I’ve not tried to stuff q-tagged frames into a tunnel, there might be an interaction there, but I can’t fit any way that would look with what you’re describing. I’d expect it to just not work for anything tagged if there were an issue.

VyOS does have DHCP relay services but won’t be the appropriate point to handle it if it’s not involved in L3 for those VLANs.

  • Any SVI with a IP helper fails to work, I added it to some to test that theory as well.

  • No issues with MTU

  • You are correct, helper in Site A and kills site B.

  • Yes, VyOS is taking eth0 and spanning the trunk across sites

  • Untagged traffic is 1.

  • Several of the trunk VLANs are working perfectly. Takes a bit when it first gets turned on for devices to be seen, but once it starts everything seems to work great so far
    *. VyOS is only on that 16.x subnet. I wanted it isolated.

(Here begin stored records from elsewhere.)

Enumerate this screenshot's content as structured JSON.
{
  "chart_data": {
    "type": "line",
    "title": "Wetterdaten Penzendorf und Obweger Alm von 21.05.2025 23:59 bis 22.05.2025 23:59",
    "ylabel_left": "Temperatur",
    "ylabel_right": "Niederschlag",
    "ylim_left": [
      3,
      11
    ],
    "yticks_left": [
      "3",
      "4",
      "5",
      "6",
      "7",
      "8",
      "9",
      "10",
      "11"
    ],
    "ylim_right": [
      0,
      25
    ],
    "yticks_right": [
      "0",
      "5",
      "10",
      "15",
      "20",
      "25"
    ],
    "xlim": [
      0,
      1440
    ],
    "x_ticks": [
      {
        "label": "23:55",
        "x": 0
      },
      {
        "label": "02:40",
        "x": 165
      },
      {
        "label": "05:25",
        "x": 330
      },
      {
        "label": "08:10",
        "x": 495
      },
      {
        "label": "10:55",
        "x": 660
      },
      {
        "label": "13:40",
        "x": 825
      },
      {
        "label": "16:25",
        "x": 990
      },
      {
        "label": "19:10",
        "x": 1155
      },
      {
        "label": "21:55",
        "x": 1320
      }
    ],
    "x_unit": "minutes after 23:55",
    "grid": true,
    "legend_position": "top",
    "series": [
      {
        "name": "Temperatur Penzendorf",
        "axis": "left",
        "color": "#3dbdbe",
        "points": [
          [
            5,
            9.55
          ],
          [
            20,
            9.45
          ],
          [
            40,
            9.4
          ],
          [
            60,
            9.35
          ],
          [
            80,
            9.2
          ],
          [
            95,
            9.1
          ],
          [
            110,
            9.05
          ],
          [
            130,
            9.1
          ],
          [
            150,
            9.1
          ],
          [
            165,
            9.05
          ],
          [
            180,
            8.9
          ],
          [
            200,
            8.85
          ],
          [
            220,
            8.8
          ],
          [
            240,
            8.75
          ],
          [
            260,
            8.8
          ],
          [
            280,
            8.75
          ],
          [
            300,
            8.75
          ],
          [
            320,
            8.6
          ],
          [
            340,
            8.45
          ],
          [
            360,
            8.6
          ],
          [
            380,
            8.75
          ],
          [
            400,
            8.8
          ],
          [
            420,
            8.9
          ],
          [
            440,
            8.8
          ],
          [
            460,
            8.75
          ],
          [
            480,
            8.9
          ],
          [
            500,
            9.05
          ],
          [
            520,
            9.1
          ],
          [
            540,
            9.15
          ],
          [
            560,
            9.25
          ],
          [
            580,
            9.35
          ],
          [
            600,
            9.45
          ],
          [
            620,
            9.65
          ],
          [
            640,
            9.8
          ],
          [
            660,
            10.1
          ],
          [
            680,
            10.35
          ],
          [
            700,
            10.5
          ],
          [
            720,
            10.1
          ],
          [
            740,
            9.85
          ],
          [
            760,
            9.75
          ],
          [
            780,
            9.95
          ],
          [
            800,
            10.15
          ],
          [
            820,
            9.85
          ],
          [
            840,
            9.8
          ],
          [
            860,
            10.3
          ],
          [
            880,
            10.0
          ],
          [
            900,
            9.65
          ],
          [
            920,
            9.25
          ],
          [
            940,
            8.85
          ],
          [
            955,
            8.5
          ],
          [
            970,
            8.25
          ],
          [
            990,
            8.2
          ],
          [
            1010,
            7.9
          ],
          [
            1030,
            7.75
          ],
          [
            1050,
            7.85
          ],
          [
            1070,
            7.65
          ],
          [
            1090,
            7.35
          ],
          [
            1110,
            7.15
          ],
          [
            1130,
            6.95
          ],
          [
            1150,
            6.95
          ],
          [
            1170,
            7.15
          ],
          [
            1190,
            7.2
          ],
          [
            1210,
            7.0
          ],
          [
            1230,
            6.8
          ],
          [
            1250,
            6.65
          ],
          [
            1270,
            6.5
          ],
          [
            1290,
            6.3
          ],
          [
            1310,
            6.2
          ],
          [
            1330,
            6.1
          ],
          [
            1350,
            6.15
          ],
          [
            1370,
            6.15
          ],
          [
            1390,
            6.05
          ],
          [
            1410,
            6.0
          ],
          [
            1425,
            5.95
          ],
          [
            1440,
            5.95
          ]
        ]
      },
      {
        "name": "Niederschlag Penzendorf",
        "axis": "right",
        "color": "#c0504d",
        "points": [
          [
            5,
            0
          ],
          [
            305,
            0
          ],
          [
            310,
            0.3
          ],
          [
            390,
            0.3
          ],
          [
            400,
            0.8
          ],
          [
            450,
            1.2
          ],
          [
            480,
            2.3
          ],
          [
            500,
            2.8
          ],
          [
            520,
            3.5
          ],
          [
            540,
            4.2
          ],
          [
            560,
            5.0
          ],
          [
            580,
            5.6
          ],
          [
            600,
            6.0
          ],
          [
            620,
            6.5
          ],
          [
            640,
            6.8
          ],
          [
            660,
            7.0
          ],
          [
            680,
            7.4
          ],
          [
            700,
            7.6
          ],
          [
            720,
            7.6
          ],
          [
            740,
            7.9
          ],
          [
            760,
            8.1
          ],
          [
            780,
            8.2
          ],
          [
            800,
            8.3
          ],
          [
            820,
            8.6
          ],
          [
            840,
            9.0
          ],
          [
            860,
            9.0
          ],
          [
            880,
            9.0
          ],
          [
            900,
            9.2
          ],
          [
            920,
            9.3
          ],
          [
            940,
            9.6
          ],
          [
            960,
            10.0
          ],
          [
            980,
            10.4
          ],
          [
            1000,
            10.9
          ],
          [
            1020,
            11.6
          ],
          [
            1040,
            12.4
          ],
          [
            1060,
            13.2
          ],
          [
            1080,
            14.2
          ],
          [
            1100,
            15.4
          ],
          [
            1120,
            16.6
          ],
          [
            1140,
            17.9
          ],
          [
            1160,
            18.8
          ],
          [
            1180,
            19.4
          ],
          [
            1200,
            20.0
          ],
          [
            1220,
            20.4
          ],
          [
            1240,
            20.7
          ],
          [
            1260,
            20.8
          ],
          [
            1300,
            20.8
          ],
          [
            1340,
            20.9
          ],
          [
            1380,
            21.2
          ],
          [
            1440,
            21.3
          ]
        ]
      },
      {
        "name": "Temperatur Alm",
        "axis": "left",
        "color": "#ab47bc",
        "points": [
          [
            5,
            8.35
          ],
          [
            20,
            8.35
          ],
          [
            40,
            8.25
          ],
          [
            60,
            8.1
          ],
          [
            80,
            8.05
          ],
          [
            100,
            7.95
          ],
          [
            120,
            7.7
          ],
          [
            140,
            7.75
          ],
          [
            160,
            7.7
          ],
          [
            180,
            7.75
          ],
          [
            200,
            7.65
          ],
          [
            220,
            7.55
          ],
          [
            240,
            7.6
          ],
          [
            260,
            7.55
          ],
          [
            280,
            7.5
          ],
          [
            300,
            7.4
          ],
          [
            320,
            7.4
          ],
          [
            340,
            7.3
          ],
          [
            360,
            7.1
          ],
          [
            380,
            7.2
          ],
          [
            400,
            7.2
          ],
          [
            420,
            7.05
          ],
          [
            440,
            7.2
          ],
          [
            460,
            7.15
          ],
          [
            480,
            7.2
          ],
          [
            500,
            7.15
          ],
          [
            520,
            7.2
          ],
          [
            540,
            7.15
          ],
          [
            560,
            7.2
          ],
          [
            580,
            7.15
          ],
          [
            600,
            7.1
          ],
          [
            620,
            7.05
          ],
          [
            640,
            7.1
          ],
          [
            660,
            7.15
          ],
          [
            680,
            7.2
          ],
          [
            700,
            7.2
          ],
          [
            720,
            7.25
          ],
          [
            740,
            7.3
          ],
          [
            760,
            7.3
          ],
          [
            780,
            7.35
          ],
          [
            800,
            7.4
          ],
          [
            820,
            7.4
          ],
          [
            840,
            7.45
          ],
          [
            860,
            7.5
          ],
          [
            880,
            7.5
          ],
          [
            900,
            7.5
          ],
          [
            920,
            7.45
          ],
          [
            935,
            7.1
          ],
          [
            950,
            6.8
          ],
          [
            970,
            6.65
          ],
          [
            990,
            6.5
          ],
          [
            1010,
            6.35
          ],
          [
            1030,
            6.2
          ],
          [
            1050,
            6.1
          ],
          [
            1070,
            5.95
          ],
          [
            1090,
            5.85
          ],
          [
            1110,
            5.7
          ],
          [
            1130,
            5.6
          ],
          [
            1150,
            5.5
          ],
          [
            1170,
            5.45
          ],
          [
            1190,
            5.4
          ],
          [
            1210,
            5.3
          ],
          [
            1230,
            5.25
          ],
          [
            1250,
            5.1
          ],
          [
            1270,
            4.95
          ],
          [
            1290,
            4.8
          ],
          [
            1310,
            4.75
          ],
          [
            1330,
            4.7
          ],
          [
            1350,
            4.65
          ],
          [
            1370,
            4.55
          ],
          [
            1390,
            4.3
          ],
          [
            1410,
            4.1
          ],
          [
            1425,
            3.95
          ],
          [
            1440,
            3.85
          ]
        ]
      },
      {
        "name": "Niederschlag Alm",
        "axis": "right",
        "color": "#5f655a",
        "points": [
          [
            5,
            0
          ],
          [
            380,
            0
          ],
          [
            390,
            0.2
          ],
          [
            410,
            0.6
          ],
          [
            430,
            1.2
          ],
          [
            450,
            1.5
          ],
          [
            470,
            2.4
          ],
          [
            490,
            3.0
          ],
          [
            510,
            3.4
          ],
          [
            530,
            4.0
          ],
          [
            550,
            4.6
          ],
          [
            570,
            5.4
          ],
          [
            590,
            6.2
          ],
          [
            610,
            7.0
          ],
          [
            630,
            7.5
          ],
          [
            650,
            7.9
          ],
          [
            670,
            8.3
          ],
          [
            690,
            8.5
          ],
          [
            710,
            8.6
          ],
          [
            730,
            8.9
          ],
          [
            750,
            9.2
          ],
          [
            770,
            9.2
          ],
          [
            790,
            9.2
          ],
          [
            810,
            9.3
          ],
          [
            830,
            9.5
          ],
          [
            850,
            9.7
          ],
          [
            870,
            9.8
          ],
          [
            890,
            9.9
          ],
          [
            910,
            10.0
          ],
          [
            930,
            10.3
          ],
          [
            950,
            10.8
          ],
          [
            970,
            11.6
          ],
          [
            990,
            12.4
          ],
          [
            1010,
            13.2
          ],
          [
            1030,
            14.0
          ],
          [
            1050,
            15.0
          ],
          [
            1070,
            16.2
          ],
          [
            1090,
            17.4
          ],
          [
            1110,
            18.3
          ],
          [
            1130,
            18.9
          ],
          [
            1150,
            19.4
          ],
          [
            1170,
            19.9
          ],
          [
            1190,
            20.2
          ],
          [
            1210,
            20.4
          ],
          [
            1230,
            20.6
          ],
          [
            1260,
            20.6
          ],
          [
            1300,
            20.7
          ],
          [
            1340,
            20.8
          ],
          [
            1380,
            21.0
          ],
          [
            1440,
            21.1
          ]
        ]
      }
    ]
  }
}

I may open a ticket with Arista to see what they say, but things like this manufactures tend not to be interested in diagnosing. Arista’s support though has been outstanding in all 3 of my interactions with them over the last 8 years.

I used to prefer Cisco until I got to play with an Arista switch, been very pleased with them; outside their lack of support for a feature comparable to Cisco’s RSPAN.